Measuring underreporting and under-ascertainment in infectious disease datasets: a comparison of methods

Affiliations
Comparative Study

Measuring underreporting and under-ascertainment in infectious disease datasets: a comparison of methods

Cheryl L Gibbons et al. BMC Public Health. .

Abstract

Background: Efficient and reliable surveillance and notification systems are vital for monitoring public health and disease outbreaks. However, most surveillance and notification systems are affected by a degree of underestimation (UE) and therefore uncertainty surrounds the 'true' incidence of disease affecting morbidity and mortality rates. Surveillance systems fail to capture cases at two distinct levels of the surveillance pyramid: from the community since not all cases seek healthcare (under-ascertainment), and at the healthcare-level, representing a failure to adequately report symptomatic cases that have sought medical advice (underreporting). There are several methods to estimate the extent of under-ascertainment and underreporting.

Methods: Within the context of the ECDC-funded Burden of Communicable Diseases in Europe (BCoDE)-project, an extensive literature review was conducted to identify studies that estimate ascertainment or reporting rates for salmonellosis and campylobacteriosis in European Union Member States (MS) plus European Free Trade Area (EFTA) countries Iceland, Norway and Switzerland and four other OECD countries (USA, Canada, Australia and Japan). Multiplication factors (MFs), a measure of the magnitude of underestimation, were taken directly from the literature or derived (where the proportion of underestimated, under-ascertained, or underreported cases was known) and compared for the two pathogens.

Results: MFs varied between and within diseases and countries, representing a need to carefully select the most appropriate MFs and methods for calculating them. The most appropriate MFs are often disease-, country-, age-, and sex-specific.

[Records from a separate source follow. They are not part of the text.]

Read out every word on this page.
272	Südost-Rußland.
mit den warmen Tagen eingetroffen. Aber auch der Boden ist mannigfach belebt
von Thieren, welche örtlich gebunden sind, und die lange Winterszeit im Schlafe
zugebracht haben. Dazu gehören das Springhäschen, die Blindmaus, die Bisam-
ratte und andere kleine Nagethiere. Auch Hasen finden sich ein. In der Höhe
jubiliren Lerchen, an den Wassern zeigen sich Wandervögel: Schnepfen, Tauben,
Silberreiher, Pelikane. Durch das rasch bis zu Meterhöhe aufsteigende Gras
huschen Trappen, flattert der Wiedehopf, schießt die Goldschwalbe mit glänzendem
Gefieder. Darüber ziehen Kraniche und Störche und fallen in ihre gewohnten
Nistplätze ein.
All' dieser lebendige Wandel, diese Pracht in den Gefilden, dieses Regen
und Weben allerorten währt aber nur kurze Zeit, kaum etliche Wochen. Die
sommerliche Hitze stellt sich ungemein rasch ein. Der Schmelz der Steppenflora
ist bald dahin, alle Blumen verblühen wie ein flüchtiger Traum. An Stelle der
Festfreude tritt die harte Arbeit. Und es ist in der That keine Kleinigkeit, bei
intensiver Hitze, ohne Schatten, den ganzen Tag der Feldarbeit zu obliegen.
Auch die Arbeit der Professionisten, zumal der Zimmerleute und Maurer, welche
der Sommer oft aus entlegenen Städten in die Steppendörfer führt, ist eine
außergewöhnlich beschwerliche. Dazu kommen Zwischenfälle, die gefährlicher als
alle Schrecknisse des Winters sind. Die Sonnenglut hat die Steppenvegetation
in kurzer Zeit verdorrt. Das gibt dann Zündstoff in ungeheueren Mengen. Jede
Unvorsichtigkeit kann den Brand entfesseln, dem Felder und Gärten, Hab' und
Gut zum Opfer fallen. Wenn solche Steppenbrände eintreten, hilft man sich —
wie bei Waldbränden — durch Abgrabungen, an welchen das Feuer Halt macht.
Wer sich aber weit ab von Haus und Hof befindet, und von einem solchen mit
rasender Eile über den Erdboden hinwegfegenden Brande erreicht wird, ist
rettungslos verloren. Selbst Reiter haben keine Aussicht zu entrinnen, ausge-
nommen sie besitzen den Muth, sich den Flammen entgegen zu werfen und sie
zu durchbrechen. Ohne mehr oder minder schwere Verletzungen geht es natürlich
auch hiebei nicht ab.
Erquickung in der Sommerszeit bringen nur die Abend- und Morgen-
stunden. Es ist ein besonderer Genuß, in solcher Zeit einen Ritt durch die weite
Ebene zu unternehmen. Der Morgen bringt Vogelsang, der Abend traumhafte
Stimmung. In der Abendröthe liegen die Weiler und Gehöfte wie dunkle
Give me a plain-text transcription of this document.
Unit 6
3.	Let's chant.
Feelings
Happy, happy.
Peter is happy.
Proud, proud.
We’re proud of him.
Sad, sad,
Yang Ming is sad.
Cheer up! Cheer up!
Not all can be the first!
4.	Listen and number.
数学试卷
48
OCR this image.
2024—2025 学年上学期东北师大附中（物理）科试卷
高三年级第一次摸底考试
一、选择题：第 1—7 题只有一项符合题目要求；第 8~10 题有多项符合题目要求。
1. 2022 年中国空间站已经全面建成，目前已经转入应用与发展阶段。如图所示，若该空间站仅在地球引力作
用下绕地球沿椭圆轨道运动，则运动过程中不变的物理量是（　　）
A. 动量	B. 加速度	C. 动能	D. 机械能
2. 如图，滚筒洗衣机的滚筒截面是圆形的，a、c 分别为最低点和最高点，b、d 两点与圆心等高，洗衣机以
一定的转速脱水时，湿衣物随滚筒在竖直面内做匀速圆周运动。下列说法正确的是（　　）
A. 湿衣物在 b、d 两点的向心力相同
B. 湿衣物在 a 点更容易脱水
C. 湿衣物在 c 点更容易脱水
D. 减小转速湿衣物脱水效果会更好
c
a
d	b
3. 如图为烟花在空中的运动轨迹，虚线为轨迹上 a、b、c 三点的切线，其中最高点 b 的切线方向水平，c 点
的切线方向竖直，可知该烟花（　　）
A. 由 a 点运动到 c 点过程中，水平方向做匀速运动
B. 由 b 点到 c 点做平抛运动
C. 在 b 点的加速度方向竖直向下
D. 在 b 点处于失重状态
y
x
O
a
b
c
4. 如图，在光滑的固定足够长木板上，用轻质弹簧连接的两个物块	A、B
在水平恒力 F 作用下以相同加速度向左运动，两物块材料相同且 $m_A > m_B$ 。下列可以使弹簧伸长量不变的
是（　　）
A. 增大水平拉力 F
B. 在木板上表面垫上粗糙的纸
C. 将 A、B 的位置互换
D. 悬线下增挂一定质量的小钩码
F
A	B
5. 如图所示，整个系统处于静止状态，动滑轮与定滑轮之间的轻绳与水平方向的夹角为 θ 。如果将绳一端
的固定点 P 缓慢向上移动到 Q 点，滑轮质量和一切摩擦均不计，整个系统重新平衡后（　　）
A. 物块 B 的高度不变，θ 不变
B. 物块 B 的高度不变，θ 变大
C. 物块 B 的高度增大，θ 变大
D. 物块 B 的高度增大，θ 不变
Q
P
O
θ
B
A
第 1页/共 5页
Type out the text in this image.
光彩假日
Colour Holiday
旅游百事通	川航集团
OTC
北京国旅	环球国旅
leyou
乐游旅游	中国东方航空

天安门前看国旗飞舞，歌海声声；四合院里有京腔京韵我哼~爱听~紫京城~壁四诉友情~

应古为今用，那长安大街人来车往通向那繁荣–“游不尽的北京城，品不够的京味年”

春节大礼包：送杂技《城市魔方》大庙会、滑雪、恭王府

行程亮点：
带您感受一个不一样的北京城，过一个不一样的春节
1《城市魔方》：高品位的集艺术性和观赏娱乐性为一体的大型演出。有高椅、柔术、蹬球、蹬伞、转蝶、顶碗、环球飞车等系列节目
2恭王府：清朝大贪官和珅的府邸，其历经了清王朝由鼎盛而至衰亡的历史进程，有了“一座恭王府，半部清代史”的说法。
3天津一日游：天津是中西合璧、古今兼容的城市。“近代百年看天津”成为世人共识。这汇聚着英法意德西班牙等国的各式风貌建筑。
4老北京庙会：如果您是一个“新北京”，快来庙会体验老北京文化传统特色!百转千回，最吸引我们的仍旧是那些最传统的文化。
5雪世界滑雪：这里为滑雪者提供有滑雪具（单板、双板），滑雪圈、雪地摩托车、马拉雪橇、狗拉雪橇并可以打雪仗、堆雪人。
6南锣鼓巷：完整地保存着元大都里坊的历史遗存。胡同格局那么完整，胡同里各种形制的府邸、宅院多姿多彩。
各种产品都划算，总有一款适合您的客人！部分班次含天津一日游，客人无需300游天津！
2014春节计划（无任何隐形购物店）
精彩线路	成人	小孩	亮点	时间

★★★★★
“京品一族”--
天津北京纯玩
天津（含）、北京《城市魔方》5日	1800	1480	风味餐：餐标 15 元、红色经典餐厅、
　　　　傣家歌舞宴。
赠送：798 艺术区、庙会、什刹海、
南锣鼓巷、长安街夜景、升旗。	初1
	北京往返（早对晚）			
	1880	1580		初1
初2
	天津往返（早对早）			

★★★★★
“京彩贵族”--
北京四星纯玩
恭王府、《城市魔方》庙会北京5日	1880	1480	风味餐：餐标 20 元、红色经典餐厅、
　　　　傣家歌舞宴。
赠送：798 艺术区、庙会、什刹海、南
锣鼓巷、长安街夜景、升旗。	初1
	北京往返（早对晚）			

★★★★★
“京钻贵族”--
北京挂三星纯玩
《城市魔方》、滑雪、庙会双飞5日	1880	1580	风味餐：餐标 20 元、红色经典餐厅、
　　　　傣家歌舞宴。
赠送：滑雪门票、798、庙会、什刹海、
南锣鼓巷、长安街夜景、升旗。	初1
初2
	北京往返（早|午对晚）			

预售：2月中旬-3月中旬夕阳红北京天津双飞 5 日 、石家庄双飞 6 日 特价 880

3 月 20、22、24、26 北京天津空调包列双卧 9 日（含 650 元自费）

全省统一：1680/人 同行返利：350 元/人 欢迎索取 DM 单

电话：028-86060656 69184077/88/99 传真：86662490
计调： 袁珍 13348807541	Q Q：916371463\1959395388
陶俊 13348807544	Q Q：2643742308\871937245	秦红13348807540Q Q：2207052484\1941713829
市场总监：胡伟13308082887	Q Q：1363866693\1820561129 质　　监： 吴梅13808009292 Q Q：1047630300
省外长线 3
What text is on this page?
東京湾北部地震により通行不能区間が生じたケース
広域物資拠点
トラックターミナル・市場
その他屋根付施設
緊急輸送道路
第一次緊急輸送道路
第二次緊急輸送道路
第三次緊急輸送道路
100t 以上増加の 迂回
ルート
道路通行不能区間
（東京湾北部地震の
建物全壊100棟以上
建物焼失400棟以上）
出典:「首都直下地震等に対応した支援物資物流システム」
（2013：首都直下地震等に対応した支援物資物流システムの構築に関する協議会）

Conclusions: When routine data are used to make decisions on resource allocation or to estimate epidemiological parameters in populations, it becomes important to understand when, where and to what extent these data represent the true picture of disease, and in some instances (such as priority setting) it is necessary to adjust for underestimation. MFs can be used to adjust notification and surveillance data to provide more realistic estimates of incidence.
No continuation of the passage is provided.